The locked-room mystery is a subgenre of detective fiction. The crime—almost always murder—is committed in circumstances under which it was seemingly impossible for the perpetrator to commit the crime and/or evade detection in the course of getting in and out of the crime scene. The genre was established in the 19th century. Poe's "The Murders in the Rue Morgue" (1841) is considered the first locked-room mystery; since then, other authors have used the scheme. John Dickson Carr was recognized as a master of the genre and his The Hollow Man was recognized by a panel of 17 mystery authors and reviewers as the best locked-room mystery of all time in 1981. The crime in question typically involves a crime scene with no indication as to how the intruder could have entered or left, i.e., a locked room.
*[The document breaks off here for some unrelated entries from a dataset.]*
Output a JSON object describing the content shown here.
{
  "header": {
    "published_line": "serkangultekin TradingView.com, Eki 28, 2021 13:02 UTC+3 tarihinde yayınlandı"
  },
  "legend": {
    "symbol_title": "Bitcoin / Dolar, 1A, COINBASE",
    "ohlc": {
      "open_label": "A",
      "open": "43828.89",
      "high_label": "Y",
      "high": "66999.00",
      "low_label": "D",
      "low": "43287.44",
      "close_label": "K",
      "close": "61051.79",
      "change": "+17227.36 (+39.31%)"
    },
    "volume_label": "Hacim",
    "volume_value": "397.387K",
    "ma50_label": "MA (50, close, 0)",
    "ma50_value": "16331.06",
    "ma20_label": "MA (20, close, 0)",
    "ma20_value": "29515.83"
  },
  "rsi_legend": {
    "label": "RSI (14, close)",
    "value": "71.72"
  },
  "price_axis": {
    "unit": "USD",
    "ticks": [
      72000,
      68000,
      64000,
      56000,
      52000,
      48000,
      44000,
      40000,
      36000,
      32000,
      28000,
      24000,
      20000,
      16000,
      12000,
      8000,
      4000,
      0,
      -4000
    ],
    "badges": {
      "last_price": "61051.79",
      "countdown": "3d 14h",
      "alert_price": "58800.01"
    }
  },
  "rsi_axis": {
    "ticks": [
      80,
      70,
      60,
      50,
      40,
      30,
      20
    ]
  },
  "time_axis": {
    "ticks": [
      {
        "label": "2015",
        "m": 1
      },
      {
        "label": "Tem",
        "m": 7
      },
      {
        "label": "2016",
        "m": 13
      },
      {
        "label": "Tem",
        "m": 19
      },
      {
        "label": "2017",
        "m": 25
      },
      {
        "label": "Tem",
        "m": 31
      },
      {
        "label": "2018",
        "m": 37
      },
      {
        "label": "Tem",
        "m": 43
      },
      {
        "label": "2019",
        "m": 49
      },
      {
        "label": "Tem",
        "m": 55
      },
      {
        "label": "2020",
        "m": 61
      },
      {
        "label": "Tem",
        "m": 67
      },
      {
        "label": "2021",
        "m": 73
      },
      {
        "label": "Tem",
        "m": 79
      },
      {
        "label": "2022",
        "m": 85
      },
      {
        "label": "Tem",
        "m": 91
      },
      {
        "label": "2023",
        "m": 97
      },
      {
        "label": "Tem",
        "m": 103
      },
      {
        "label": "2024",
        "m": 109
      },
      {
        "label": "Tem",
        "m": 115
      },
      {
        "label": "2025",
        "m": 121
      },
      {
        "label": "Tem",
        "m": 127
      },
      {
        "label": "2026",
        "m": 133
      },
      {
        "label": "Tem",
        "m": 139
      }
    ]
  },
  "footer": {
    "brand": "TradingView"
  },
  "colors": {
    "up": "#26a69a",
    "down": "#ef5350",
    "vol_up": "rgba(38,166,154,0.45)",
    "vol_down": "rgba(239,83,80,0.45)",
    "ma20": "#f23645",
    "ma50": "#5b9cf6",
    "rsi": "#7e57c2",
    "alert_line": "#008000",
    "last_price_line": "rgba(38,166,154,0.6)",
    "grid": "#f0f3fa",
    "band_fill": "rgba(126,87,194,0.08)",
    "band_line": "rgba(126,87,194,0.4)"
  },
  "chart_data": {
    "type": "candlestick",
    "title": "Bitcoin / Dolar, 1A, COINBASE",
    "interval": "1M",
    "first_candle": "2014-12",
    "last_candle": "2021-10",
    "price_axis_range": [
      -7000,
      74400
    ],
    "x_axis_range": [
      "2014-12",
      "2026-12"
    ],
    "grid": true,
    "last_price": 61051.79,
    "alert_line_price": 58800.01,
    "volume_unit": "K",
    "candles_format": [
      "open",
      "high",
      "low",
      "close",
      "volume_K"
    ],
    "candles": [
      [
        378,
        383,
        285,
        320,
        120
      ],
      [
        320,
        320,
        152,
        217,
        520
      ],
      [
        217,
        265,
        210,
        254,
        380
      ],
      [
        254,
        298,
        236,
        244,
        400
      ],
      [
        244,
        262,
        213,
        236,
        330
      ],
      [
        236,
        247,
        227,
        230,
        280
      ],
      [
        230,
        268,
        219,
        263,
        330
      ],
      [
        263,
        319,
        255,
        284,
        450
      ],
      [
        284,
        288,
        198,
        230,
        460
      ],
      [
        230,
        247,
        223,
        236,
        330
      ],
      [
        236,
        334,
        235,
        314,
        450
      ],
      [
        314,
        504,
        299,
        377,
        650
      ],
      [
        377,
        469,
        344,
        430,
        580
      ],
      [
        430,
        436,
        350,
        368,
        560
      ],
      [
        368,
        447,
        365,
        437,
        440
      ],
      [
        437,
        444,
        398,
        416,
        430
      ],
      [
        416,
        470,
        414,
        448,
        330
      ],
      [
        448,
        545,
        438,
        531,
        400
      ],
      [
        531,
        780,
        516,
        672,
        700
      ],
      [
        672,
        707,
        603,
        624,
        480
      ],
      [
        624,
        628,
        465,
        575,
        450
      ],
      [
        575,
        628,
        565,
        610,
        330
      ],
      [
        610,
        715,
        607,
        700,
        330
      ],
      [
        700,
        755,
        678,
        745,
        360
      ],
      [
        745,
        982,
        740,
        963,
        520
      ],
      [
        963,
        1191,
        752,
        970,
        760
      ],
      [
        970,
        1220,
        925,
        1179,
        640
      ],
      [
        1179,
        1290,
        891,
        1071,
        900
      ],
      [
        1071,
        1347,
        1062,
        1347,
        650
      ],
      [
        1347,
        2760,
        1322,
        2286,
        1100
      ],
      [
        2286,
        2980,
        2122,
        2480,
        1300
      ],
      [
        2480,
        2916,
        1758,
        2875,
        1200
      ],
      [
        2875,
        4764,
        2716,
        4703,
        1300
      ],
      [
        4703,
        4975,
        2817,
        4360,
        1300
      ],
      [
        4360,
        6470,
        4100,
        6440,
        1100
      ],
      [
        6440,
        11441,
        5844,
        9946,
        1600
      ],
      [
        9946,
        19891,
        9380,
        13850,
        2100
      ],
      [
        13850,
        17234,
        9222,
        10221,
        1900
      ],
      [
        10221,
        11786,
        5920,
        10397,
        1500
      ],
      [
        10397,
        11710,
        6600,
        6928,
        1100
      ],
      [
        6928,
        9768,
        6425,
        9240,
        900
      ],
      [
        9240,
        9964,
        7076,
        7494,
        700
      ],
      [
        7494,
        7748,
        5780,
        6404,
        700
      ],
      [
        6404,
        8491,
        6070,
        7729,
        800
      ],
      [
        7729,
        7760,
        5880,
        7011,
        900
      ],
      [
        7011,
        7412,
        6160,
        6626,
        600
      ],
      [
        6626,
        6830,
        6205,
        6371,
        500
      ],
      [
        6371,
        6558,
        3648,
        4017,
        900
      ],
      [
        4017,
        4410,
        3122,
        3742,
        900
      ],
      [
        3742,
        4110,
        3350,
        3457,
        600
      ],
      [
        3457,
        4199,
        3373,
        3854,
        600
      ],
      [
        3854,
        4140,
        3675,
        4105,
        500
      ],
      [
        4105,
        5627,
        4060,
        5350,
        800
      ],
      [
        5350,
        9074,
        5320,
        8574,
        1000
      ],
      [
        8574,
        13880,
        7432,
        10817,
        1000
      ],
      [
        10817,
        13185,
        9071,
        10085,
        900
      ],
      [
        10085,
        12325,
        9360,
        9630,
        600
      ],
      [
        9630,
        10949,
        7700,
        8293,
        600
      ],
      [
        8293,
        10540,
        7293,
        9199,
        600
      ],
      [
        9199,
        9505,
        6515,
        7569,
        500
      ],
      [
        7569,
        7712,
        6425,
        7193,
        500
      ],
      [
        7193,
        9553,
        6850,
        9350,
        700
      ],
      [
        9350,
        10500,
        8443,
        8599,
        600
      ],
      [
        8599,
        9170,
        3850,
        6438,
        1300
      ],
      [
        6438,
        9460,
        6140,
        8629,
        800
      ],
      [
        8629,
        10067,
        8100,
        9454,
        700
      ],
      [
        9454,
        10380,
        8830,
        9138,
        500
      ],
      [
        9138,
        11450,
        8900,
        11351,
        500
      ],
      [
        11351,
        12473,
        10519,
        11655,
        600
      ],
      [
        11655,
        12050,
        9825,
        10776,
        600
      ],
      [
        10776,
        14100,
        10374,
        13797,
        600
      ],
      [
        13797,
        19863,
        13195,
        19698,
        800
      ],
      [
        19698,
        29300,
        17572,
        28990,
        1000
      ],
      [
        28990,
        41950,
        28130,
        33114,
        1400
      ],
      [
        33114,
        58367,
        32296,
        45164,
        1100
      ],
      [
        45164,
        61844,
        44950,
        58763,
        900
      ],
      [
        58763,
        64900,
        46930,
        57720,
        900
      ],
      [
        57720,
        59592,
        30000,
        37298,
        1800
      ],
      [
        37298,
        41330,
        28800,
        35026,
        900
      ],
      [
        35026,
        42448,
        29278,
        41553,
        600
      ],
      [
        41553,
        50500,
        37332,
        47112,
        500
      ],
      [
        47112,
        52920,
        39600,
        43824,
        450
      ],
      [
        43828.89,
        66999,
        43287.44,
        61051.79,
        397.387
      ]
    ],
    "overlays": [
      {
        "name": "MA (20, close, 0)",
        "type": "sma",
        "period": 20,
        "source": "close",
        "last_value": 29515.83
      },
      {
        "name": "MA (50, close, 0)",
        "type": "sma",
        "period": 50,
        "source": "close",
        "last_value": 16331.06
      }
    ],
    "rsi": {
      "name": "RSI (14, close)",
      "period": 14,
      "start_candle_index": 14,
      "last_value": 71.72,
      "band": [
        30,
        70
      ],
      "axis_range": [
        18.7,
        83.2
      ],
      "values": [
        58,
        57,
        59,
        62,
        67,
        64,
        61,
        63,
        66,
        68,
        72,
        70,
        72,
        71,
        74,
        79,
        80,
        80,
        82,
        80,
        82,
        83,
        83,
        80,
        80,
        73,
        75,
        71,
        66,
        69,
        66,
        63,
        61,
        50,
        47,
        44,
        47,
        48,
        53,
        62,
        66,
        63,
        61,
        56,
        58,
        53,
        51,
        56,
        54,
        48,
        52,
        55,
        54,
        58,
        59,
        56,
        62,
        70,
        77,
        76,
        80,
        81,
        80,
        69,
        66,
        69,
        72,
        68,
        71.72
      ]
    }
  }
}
Following other conventions of classic detective fiction, the reader is normally presented with the puzzle and all of the clues, and is encouraged to solve the mystery before the solution is revealed in a dramatic climax.

===Occult detective fiction===

Occult detective fiction centers around the investigation of supernatural phenomena in the absence of or in concert with criminal investigation. Like cozy mysteries, the detective may be an amateur sleuth or otherwise not associated with the police. Supernatural elements typically occur in a world where magic is not diegetically usual, common, or expected; other stories such as Sir Arthur Conan Doyle's The Hound of the Baskervilles utilizes phenomena to misdirect the reader and investigator from a solution grounded in reality.

While the paranormal and occult are long-standing occurrences in fiction, Horace Walpole's 1764 The Castle of Otranto and its supernatural elements constituted a prominent influence for late 18th century literature and future works of occult mystery. Additions to the genre extend beyond written novels into television, podcasts, and videogames.